Folha - Voltando e confirmando o que o sr. dizia antes, mesmo em uma sociedade individualista não poderia haver democracia sem alguma forma de comunidade, alguma noção do bem.
Eco -Em uma grande democracia, como os EUA, a Rússia hoje, ou mesmo a Europa amanhã, torna-se difícil encontrar um bem comum. Há uma confederação de bens comuns. Alguns são reconhecidos por todos, mas não está dito que sejam bens comuns. O tamanho e a complexidade do sistema nos torna incapazes de avaliar o bem comum.
A preservação da Amazônia parece poder ser um bem comum, mas para alguns -aqueles, aliás, que estão justamente mais perto da floresta- é difícil entender a necessidade de preservar o ambiente. Dirão que há árvores suficientes para continuar cortando ainda durante 10 mil anos, ou então dirão que não se importam, que querem seu bem agora. Não se importam com as pessoas do próximo milênio. É difícil elaborar a idéia de um bem comum.

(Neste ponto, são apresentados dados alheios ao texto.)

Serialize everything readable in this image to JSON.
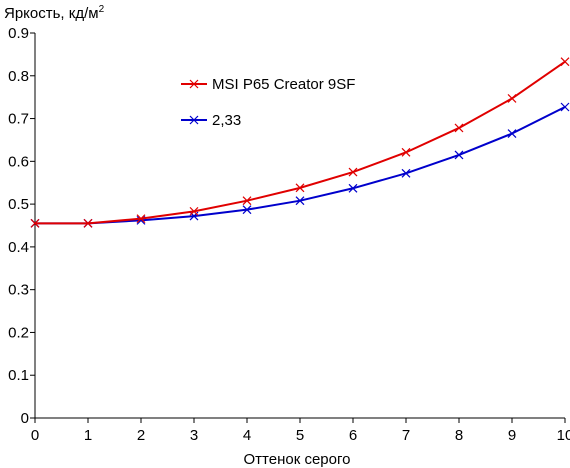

Folha - E, ao mesmo tempo, a retórica das mídias criaria, a seu ver, falsas convergências. Pessoalmente, não sou tão pessimista quanto aos efeitos desta retórica. Me preocupa mais o recurso à tradição como possível terreno atávico comunitário.
Eco - Este é um dos recursos fascistas. Outro é a teoria do complô. Encontra-se um bem comum facilmente, por exemplo, quando se isola um inimigo comum.
Folha - Recentemente, o sr. disse ao jornalista francês Roger Pol Droit -e eu me manifestei por escrito contra esta idéia-, que o corpo podia servir de fundamento de valores universais. Não é um pouco triste e de qualquer forma problemático que deleguemos à fisiologia a tarefa de fundar nossos valores?
Eco - Mas o corpo concerne também à alma das pessoas.
Folha - A liberdade de palavra não é a mesma coisa que a possibilidade fisiológica de fonação.
Eco - Tomo o corpo como ponto de referência.
Folha - Sim, mas os valores de nossa cultura não são derivados da fisiologia, não derivam do corpo enquanto tal.
Eco - Se não tenho a língua, não posso falar. Então, não devem me cortar a língua.
Folha - Está bem.
Eco - Do mesmo jeito, não devem me cortar a mão etc. Uma vez que me deixaram tudo isso, devem me deixar usá-lo, na medida em que se chegue a um acordo. Porque não devem me impedir de cagar, mas se eu venho cagar em sua casa, não está certo. Então, fazemos um acordo, eu não cago em sua casa, você não caga em minha casa e nenhum de nós caga no meio da rua. Também sobre o uso da língua. Eu não devo ir contando por aí que sua irmã é uma puta e reciprocamente.
Folha - E também não podemos dizer os dois, de uma mulher que passa pela rua, que é uma puta.
Eco - Um acordo procurando garantir aos dois e a todos o máximo uso possível da língua.
Folha - Isto é o legado básico da filosofia contratualista ocidental moderna. Minha crítica não é com estes valores. Só não acredito que sejamos capazes de derivá-los e justificá-los por algo real, como o corpo. O direito não é natural, e não é mais divino. Portanto, é necessariamente contratual; e não se tem como deduzir da fisiologia do corpo uma universalidade do direito.